Her fiyat artışını enflasyon olarak açıklamamakta yarar vardır çünkü enflasyon kavramı fiyatlar genel düzeyinde ki artış ile ilgilidir. Bir malın fiyatının bir kez ya da bir kaç kez artmış olması enflasyon ile açıklanamaz bu durumu enflasyon ile açıklayabilmek için genel düzeye bakmak gerekmektedir. Ekonomik süreci etkilemeyen küçük oranlarda ki fiyat oynamaları enflasyona örnek oluşturmaz (Frisch, 1989). Enflasyon oranı ve fiyatlar genel düzeyinde ki artış, fiyat endeksi ile 8

ölçülmektedir. Fiyat endeksi, cari yıl içerisinde ki fiyatlar genel düzeyinde oluşan değişiklileri ve paranın alım gücünde ki düşüşü hesaplar. Fiyat endeksleri:

TÜFE: Tüketici fiyat endeksi, hane halkının baz alınan bir yıla göre yaptığı harcama sepetine göre ürün fiyatlarında ki değişimi gösteren ölçüttür. Dar bir ürün grubunu kapsar.

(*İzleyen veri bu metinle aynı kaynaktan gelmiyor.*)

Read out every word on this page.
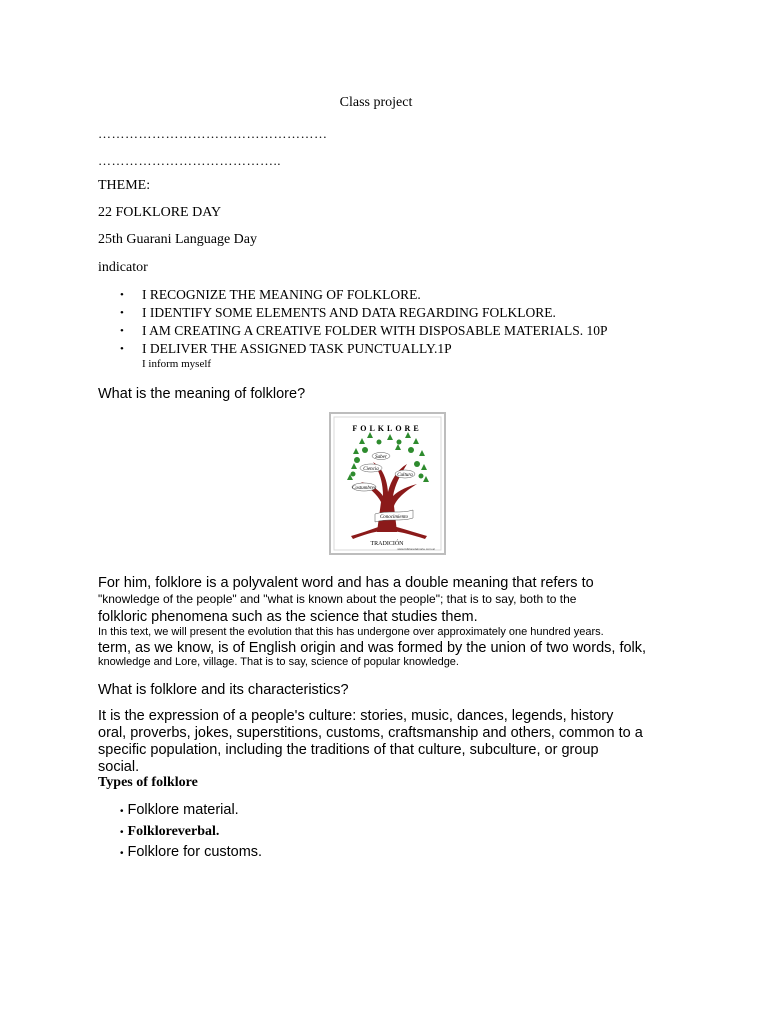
Class project
……………………………………………
…………………………………..
THEME:
22 FOLKLORE DAY
25th Guarani Language Day
indicator
• I RECOGNIZE THE MEANING OF FOLKLORE.
• I IDENTIFY SOME ELEMENTS AND DATA REGARDING FOLKLORE.
• I AM CREATING A CREATIVE FOLDER WITH DISPOSABLE MATERIALS. 10P
• I DELIVER THE ASSIGNED TASK PUNCTUALLY.1P
I inform myself
What is the meaning of folklore?
FOLKLORE
Ciencia
Cultura
Saber
Costumbres
Conocimiento
TRADICIÓN
www.folkloredelnorte.com.ar
For him, folklore is a polyvalent word and has a double meaning that refers to
"knowledge of the people" and "what is known about the people"; that is to say, both to the
folkloric phenomena such as the science that studies them.
In this text, we will present the evolution that this has undergone over approximately one hundred years.
term, as we know, is of English origin and was formed by the union of two words, folk,
knowledge and Lore, village. That is to say, science of popular knowledge.
What is folklore and its characteristics?
It is the expression of a people's culture: stories, music, dances, legends, history
oral, proverbs, jokes, superstitions, customs, craftsmanship and others, common to a
specific population, including the traditions of that culture, subculture, or group
social.
Types of folklore
• Folklore material.
• Folkloreverbal.
• Folklore for customs.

ÜFE: Üretici fiyat endeksi, ülke içinde ki satışa konu olan hammadde ya da yarı mamul malın incelendiği ölçüttür.

TEFE: Toptan eşya fiyat endeksi.

1.2.2.1. Talep Enflasyonu

Toplam talebin, toplam arzdan fazla olduğu durumlar da ortaya çıkan bir enflasyon türüdür. Bir mala talebin artması ve arzın yetmemesi o malın fiyatını artırır. Bu enflasyon türünün ortaya çıkışında Keynesyen modelin maliye ve para politikaları etkili görülmektedir (www.tcmb.gov.tr, 2019) (Frish, 1989).

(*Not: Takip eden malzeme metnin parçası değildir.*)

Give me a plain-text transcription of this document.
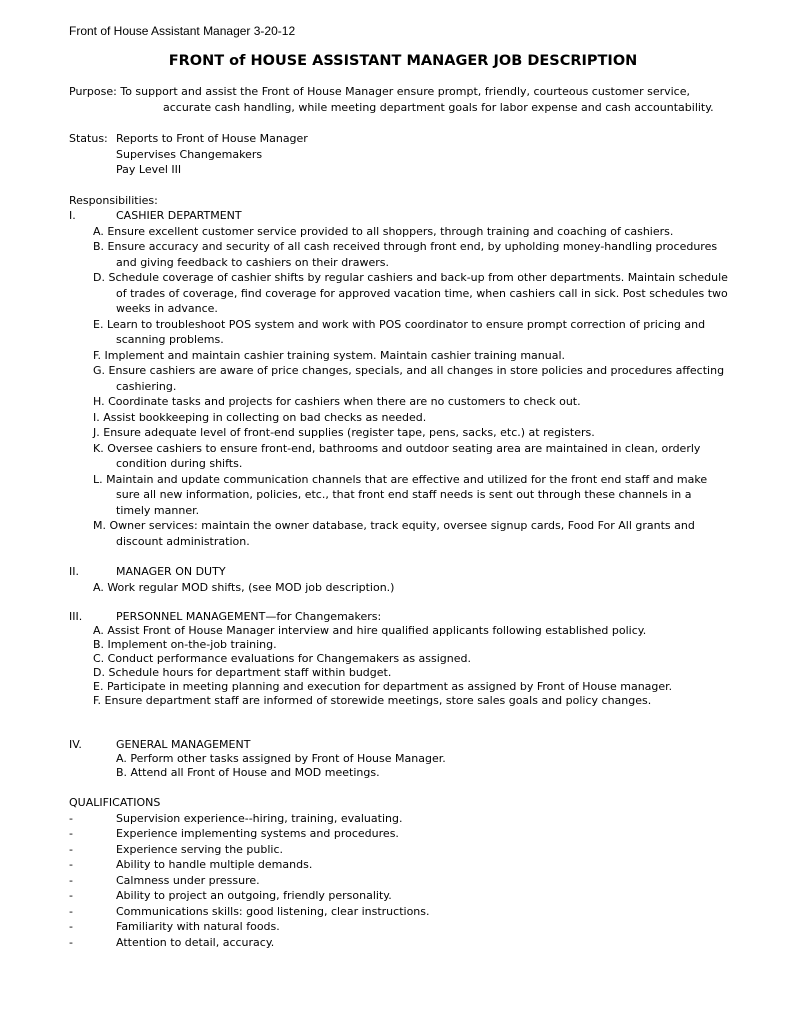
Front of House Assistant Manager 3-20-12
FRONT of HOUSE ASSISTANT MANAGER JOB DESCRIPTION
Purpose: To support and assist the Front of House Manager ensure prompt, friendly, courteous customer service, accurate cash handling, while meeting department goals for labor expense and cash accountability.
Status: Reports to Front of House Manager
Supervises Changemakers
Pay Level III
Responsibilities:
I.	CASHIER DEPARTMENT
A. Ensure excellent customer service provided to all shoppers, through training and coaching of cashiers.
B. Ensure accuracy and security of all cash received through front end, by upholding money-handling procedures and giving feedback to cashiers on their drawers.
D. Schedule coverage of cashier shifts by regular cashiers and back-up from other departments. Maintain schedule of trades of coverage, find coverage for approved vacation time, when cashiers call in sick. Post schedules two weeks in advance.
E. Learn to troubleshoot POS system and work with POS coordinator to ensure prompt correction of pricing and scanning problems.
F. Implement and maintain cashier training system. Maintain cashier training manual.
G. Ensure cashiers are aware of price changes, specials, and all changes in store policies and procedures affecting cashiering.
H. Coordinate tasks and projects for cashiers when there are no customers to check out.
I. Assist bookkeeping in collecting on bad checks as needed.
J. Ensure adequate level of front-end supplies (register tape, pens, sacks, etc.) at registers.
K. Oversee cashiers to ensure front-end, bathrooms and outdoor seating area are maintained in clean, orderly condition during shifts.
L. Maintain and update communication channels that are effective and utilized for the front end staff and make sure all new information, policies, etc., that front end staff needs is sent out through these channels in a timely manner.
M. Owner services: maintain the owner database, track equity, oversee signup cards, Food For All grants and discount administration.
II.	MANAGER ON DUTY
A. Work regular MOD shifts, (see MOD job description.)
III.	PERSONNEL MANAGEMENT—for Changemakers:
A. Assist Front of House Manager interview and hire qualified applicants following established policy.
B. Implement on-the-job training.
C. Conduct performance evaluations for Changemakers as assigned.
D. Schedule hours for department staff within budget.
E. Participate in meeting planning and execution for department as assigned by Front of House manager.
F. Ensure department staff are informed of storewide meetings, store sales goals and policy changes.
IV.	GENERAL MANAGEMENT
A. Perform other tasks assigned by Front of House Manager.
B. Attend all Front of House and MOD meetings.
QUALIFICATIONS
-	Supervision experience--hiring, training, evaluating.
-	Experience implementing systems and procedures.
-	Experience serving the public.
-	Ability to handle multiple demands.
-	Calmness under pressure.
-	Ability to project an outgoing, friendly personality.
-	Communications skills: good listening, clear instructions.
-	Familiarity with natural foods.
-	Attention to detail, accuracy.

1.2.2.2. Maliyet Enflasyonu

Ülkemizde ki enflasyonu açıklarken kullandığımız bir enflasyon türüdür. Ürünün üretim maliyetlerinin ve üretim girdi maliyetlerinin satış fiyatına yansıtılması ile ortaya çıkmaktadır. Samuelson ve Nordhaus, maliyet enflasyonunu işsizlik seviyelerinin yüksek, arzın yetersiz olduğu dönemlerde ortaya çıkan enflasyon türü olarak açıklamıştır (Samuelson, Nordhaus, 1992).

1.2.2.3. Fiyat Enflasyonu

Her zaman piyasada aktif olarak talebi olan mal ve ürünlerin fiyatının; üretici veya satıcı kişiler tarafından piyasa da ki benzer ya da farklı diğer ürünler de ki fiyat artışına göre belirlenmesidir (www.tcmb.gov.tr, 2019) (Frish, 1989).

1.2.3. Stagflasyon

Stagflasyon kavramı diğer kavramlara kıyasla literatürde daha yeni bir kavramdır. Enflasyon dönemlerinde ekonomi de durgunluk görülmesi olarak açıklanmaktadır. Fiyatlar genel düzeyi yükselirken işsizlik artar ve ekonomik büyüme hızı düşer, bu durum stagflasyon ya da ekonomik durağanlık, durgunluk olarak adlandırılır (www.tr.euronews.com, 2018).

1.2.4. Deflasyon

Enflasyonun tam tersinin yaşandığı durumdur. Belirli bir süre içerisinde fiyatlar genel düzeyinin azalma eğilimi göstermesi olarak açıklanabilir. Piyasada para arzının azalması, tüketim talebinde ki düşüş, kamu harcamalarının azalmasına bağlı olarak üretim ve yatırım harcamalarında belirgin olarak düşüşe neden olur bu da fiyatlara yansır. Deflasyon dönemleri ekonomik büyüme ile ters orantılıdır (www.tcmb.gov.tr, 2019).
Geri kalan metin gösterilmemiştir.